Geometry & Topology 19 (2015) 3307–3343
##### Abstract

O’Grady studied ${m}^{th}$ modified diagonals for a smooth connected projective variety, generalizing the Gross–Schoen modified small diagonal. These cycles ${\Gamma }^{m}\left(X,a\right)$ depend on a choice of reference point $a\in X$ (or more generally a degree-$1$ zero-cycle). We prove that for any $X$, $a$, the cycle ${\Gamma }^{m}\left(X,a\right)$ vanishes for large $m$. We also prove the following conjecture of O’Grady: If $X$ is a double cover of $Y$ and ${\Gamma }^{m}\left(Y,a\right)$ vanishes (where $a$ belongs to the branch locus), then ${\Gamma }^{2m-1}\left(X,a\right)$ vanishes, and we provide a generalization to higher-degree finite covers.
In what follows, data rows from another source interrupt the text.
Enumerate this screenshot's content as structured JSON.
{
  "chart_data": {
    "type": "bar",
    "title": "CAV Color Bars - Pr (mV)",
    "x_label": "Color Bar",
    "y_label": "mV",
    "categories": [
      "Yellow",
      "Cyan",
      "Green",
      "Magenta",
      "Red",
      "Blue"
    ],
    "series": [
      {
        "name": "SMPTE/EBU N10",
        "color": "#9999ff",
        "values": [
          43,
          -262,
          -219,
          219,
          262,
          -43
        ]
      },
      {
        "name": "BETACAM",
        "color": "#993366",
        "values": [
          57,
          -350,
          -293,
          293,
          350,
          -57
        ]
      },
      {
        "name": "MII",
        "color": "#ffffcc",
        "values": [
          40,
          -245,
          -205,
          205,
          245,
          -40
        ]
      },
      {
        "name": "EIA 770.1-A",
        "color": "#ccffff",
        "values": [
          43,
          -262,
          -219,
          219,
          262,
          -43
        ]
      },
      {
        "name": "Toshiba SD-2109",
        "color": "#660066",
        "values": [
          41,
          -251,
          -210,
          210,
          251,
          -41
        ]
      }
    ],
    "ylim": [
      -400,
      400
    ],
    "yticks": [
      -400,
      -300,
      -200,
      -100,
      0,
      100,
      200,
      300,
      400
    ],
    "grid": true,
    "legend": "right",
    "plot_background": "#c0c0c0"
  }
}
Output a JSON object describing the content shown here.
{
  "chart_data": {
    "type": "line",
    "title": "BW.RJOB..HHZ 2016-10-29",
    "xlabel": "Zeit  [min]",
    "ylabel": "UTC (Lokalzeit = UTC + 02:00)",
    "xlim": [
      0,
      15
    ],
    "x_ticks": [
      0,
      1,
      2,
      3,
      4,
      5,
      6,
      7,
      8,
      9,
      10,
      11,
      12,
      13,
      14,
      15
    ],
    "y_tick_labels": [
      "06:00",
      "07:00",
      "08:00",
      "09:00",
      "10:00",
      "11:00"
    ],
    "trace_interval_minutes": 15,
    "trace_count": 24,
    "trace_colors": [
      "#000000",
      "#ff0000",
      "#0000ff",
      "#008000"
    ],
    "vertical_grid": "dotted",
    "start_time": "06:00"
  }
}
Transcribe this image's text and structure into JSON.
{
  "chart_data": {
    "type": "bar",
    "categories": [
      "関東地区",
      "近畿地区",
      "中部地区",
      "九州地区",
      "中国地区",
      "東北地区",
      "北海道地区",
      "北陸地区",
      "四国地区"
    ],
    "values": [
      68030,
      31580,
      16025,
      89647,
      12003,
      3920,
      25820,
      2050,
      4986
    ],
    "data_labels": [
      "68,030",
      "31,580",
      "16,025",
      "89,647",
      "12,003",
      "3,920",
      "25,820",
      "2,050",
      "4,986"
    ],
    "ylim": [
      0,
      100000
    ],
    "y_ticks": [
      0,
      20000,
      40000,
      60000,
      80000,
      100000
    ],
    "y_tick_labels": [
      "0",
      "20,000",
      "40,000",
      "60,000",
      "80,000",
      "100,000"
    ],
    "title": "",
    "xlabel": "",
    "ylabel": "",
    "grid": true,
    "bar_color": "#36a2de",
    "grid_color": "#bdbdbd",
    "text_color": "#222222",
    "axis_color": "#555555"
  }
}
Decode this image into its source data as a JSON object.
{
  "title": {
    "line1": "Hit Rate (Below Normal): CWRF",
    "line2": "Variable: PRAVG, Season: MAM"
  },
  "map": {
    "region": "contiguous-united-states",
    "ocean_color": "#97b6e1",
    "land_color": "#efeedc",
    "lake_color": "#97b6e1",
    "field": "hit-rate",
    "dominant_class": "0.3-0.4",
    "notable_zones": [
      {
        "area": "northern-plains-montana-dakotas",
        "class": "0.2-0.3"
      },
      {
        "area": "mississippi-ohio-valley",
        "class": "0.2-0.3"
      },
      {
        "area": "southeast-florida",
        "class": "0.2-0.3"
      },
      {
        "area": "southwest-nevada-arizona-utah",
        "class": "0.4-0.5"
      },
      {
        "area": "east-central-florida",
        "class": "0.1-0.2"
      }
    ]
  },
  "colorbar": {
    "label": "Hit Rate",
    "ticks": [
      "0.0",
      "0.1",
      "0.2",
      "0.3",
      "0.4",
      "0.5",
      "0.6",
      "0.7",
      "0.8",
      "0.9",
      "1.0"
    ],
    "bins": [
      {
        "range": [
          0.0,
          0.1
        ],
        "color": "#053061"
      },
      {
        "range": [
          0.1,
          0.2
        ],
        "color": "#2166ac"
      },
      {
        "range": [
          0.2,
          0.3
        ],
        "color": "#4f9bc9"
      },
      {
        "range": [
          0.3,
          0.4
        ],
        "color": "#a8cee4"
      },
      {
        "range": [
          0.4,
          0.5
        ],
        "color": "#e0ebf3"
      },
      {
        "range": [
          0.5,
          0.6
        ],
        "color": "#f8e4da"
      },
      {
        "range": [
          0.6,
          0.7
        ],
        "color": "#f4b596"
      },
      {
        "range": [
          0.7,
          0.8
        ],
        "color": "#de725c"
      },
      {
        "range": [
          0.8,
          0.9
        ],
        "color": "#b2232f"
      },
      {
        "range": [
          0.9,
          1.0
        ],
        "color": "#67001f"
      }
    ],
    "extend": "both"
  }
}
We finally prove that ${\Gamma }^{n+1}\left(X,{o}_{X}\right)=0$ when $X={S}^{\left[m\right]}$, where $S$ is a $K3$ surface, and $n=2m$, which was conjectured by O’Grady and proved by him for $m=2,3$.

##### Keywords
small diagonal, Chow groups, $K3$ surfaces
##### Mathematical Subject Classification 2010
Primary: 14C15, 14C25